Founder Nick Gray never used to be a museum person. He didn’t understand art and found museum tours boring.

That changed in 2011, when he went on a date with a woman who took him to a museum. That experience, Gray explained in a piece for Bench.co, was the motivation for starting his business, Museum Hack.

“Her enthusiasm for the artwork unlocked the museum for me … It made me very curious about art and history,” he told Bench.co.

Gray worked in high-tech sales at the time and began to spend his weekends taking friends to museums for informal tours, told They Got Acquired. He focused on lesser-known paintings and artists with interesting backstories. His tours quickly filled up, but for more than a year, Gray said, he saw it only as a hobby.

Then in 2013, a feature about Gray’s tours in the Daily Candy (now defunct) turned his hobby into a business, Gray told Bench.co. Overnight, he received 1,300 requests from potential customers. Gray knew he needed a non-traditional approach to scale Museum Hack.

Hiring stand-up comedians and actors for Museum Hack

Gray’s logic was that no tour would be the same, but they would all be fun and interesting. He auditioned people in the arts and sciences already working as freelancers, like actors and comedians, who could manage the seasonality of the work. “Stand-up comedians are the best tour guides, Gray said on the podcast Built to Sell. “They can read people.”

One of the biggest challenges, Gray told John Warrillow on Built to Sell, was convincing people to spend money for tours, since many museums provide tours for free. “One of the first things that helped us with sales was to give a 100% satisfaction guarantee,” he said. “In tens of thousands of sales, we refunded less than 20 people total.”

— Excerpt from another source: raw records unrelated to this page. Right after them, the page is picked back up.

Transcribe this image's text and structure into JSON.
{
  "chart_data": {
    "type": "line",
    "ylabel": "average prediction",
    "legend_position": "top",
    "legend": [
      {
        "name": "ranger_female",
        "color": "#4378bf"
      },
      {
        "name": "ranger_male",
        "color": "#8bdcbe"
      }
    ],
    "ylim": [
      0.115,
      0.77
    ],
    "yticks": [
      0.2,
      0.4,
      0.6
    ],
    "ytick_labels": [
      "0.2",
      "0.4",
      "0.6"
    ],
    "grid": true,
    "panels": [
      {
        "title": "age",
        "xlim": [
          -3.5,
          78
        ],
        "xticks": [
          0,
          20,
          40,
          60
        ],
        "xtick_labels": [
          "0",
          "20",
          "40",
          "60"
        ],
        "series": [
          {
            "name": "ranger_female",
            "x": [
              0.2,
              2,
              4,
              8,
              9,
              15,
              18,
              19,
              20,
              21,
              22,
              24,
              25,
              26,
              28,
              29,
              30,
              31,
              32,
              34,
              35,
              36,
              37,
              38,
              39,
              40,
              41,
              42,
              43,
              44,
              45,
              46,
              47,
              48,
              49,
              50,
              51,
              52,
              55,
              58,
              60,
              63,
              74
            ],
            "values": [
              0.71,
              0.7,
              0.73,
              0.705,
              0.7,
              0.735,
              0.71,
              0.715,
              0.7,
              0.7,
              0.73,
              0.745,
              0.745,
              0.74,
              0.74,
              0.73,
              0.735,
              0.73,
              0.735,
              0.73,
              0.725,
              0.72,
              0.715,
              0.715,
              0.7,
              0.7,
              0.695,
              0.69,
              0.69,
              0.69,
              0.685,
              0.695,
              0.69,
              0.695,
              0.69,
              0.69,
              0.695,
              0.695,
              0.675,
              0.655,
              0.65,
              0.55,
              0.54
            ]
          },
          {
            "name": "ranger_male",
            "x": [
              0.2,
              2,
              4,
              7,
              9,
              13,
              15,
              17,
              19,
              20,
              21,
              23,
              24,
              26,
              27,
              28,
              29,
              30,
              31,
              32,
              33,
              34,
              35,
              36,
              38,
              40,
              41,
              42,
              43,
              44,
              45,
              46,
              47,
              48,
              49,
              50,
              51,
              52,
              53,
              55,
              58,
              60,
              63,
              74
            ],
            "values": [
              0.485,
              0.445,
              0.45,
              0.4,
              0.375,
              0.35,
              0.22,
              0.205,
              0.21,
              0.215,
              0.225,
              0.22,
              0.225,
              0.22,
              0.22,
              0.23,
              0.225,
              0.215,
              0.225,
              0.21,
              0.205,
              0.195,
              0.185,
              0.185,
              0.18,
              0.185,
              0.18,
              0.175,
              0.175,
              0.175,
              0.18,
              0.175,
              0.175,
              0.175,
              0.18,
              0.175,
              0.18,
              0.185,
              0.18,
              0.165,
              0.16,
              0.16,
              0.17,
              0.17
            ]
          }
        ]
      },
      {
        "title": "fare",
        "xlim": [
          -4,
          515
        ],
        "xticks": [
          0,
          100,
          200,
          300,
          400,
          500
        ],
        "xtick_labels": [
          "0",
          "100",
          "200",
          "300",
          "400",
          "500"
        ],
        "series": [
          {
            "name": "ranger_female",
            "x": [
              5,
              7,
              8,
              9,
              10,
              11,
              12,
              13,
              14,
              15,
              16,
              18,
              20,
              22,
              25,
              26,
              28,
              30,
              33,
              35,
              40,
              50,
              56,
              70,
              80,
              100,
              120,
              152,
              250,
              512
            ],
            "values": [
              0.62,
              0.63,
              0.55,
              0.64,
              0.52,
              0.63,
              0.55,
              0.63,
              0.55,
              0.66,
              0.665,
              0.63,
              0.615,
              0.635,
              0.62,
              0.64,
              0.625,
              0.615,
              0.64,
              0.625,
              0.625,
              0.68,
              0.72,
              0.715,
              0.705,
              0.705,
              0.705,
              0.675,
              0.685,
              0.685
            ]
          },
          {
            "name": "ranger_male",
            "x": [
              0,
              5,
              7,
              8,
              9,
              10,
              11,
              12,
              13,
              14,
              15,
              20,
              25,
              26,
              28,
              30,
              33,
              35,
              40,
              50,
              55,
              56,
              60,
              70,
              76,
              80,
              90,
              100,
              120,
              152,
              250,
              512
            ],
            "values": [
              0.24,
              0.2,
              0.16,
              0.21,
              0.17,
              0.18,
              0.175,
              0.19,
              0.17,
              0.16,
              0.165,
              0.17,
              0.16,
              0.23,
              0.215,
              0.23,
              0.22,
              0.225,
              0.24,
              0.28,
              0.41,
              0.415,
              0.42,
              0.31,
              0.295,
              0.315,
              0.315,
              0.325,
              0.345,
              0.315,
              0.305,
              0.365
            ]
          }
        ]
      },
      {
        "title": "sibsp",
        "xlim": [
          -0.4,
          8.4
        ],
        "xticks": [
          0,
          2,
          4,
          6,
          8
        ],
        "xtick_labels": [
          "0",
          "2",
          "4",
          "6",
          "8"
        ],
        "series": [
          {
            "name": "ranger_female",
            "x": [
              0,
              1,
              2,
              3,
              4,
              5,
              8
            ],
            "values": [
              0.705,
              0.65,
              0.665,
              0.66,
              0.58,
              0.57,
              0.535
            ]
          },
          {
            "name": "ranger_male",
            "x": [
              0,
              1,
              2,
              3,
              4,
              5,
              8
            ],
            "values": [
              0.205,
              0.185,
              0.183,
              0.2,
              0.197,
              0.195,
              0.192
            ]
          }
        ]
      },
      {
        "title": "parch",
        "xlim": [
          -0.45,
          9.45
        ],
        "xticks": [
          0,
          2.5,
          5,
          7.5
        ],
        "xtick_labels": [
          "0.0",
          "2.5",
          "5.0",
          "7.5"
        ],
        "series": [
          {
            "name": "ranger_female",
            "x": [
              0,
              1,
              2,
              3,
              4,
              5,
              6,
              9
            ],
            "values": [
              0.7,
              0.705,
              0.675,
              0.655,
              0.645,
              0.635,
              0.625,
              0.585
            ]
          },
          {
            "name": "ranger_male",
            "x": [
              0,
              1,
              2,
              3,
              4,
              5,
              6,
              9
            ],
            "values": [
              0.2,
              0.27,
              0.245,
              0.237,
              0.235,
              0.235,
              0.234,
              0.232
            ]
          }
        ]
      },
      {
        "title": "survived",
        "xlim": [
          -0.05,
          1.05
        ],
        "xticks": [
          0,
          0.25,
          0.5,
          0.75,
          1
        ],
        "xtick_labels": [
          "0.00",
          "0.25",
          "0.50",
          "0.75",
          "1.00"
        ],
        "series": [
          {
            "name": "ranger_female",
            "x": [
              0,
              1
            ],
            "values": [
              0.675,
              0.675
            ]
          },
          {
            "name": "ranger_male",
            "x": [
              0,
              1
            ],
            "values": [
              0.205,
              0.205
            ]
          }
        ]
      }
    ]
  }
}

By 2019, Gray had expanded Museum Hack to five cities and 50 employees, with additional part-time guides to meet growing demand from businesses booking team-building events. The company was bringing in $2.8 million in revenue, Gray told They Got Acquired.

But Gray didn’t want to continue in an operational role. He believed the business was in good hands with Tasia Duske, CEO, who had been running the business, and Michael Alexis, director of Marketing. Still, they surprised him when they offered to buy Museum Hack.

“I never thought or wanted to sell the company, but when my management team came to me with an offer, it really made me think,” Gray told They Got Acquired. I’ve realized that the company needs a CEO that enjoys and thrives in an operational environment.”

Terms of the deal: How the Museum Hack sale was structured

The company sold for “a few million dollars,” Gray told They Got Acquired. But structuring the deal wasn’t straightforward; Alexis and Duske put no money down and coming up with a valuation for Museum Hack wasn’t simple, Gray said on Built to Sell.

“It’s a service-based business, but it’s also tech-enabled,” he explained on Built to Sell. “There’s a marketing side to it, so does it get valued like an advertising agency which is like 1x revenue? Does it get valued like a software company which is like 10x revenue? I knew for me what I would be willing to trade as far as revenues go, in a longer-term handover and for me that figure was about 5 years … I thought … if could guarantee what was our best year ever for five more years, would I be willing to walk away from this business and give it to them?”

The answer was yes. Gray calculated the value at 5x pre-tax profit for a 7-figure sale price and held 15% equity, he told They Got Acquired. They set up a payment plan with all the legal guarantees of a traditional loan, ensuring Alexis and Duske would pay Gray monthly over the next 3-5 years.

Unfortunately, just months after the sale, the pandemic hit, which forced museum closures. Duske described in a blog post how the business suffered. They quickly pivoted to virtual team building events. Both Alexis and Duske continue to run both businesses.

Gray has since sold his remaining equity and is no longer involved with Museum Hack or the parent company, he told They Got Acquired. “They’re already doing more, bigger and better things with the company than I ever could have,” Gray said.

Pivoting from one social outing to another, Gray is now working on a new project to help people learn how to make friends and build connections at small gatherings. He launched a book, The 2-Hour Cocktail Party , and writes online about planning great parties.